Closed awalker4 closed 2 months ago

awalker4 commented 2 months ago

Changes

FormData fix

FastAPI expects list params to look a certain way in form data. The Speakeasy clients use a different, more explicit format that isn't getting parsed by the api. Therefore, when client users send skip_infer_table_types or extract_image_block_types, the server just sets them to None.

The fix is to transform the formdata params before FastAPI parses them into a list type. I tried adding middleware for this, but it turns out Request._form isn't loaded at this point. Instead, we can just monkeypatch the Request class to return the right thing when it's asked for.

I updated an old parallel mode unit test to more generally assert that all params received in the endpoint make it down to partition. By adding square brackets to the list params, we can see the test pass once the fix is applied.

Testing

Run the server at port 8000 with make run-web-app. Load a pyenv that has the latest python client, and in ipython, run the following snippet. In the server log, verify that we see a warning about extract_image_block_types having an invalid value: foo.

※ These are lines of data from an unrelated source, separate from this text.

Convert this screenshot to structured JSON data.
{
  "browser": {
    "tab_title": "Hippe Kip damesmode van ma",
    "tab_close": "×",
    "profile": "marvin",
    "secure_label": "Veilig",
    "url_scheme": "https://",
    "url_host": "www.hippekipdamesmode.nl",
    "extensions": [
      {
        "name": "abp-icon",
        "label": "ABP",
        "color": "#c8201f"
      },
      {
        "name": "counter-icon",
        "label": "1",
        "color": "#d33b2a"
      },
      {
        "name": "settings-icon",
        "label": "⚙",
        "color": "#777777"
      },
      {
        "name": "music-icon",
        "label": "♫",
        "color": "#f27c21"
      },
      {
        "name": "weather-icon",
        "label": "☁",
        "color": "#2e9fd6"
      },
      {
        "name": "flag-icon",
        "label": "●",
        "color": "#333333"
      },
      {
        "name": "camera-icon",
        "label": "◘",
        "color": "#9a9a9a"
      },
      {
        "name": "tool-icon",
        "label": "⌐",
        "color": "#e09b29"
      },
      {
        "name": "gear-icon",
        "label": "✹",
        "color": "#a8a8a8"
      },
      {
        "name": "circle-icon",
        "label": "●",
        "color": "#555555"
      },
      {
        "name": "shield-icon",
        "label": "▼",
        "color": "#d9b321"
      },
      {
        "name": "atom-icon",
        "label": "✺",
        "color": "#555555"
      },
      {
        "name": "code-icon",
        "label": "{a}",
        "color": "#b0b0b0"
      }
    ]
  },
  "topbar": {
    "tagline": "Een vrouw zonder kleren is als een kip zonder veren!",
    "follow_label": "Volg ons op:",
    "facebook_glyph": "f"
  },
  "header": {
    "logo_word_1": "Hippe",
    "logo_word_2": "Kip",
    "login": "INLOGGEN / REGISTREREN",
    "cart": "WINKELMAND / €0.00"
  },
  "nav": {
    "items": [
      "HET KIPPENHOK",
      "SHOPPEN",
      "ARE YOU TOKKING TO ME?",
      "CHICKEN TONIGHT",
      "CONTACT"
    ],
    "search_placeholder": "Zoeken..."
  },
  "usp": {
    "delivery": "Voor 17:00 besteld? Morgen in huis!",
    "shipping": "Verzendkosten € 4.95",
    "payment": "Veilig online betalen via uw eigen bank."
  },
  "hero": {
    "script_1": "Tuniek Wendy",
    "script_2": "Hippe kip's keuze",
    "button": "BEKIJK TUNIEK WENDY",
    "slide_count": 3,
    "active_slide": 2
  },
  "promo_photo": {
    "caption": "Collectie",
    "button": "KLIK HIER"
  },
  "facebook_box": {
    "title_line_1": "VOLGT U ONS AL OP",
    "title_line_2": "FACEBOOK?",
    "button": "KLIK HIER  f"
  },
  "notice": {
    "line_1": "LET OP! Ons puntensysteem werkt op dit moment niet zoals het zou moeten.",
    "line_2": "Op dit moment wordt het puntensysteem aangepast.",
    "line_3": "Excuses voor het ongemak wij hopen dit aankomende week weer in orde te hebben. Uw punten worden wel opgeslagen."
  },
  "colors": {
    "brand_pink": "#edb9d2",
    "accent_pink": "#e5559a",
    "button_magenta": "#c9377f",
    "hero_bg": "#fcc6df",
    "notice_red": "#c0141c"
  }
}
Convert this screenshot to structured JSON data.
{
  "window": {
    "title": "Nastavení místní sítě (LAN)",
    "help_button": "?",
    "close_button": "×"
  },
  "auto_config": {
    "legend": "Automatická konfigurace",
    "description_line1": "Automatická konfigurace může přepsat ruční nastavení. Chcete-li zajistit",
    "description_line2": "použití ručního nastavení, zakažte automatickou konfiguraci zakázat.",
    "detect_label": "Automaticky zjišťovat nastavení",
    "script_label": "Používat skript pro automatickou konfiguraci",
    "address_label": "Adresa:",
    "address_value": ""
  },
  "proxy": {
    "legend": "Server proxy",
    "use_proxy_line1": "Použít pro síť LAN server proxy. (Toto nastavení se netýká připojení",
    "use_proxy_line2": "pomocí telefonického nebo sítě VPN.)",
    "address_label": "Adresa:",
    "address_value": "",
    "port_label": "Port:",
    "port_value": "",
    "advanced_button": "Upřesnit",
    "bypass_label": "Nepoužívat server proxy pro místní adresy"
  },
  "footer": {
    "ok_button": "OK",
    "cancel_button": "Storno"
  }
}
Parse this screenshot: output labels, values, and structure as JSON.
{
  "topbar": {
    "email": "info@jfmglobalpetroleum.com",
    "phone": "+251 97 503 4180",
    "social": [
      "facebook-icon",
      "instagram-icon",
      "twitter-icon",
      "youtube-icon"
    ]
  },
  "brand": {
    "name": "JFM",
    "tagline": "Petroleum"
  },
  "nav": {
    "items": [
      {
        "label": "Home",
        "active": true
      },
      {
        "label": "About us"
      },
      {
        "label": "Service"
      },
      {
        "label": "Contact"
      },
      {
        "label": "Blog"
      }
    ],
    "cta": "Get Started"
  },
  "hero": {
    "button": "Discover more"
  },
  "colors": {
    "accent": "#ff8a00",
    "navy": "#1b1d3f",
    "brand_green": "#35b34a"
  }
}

from unstructured_client import UnstructuredClient
from unstructured_client.models import shared
from unstructured_client.models.errors import SDKError

s = UnstructuredClient(
    api_key_auth=None,
    server_url="http://localhost:8000",
)

filename = "/path/to/any/file"

with open(filename, "rb") as f:
    files=shared.Files(
        content=f.read(),
        file_name=filename,
)

req = shared.PartitionParameters(
    files=files,
    # Other partition params
    strategy='fast',
    extract_image_block_types=["Foo", "Foo"],
)

try:
    resp = s.general.partition(req)
    print(resp.elements[0])
except SDKError as e:
    print(e)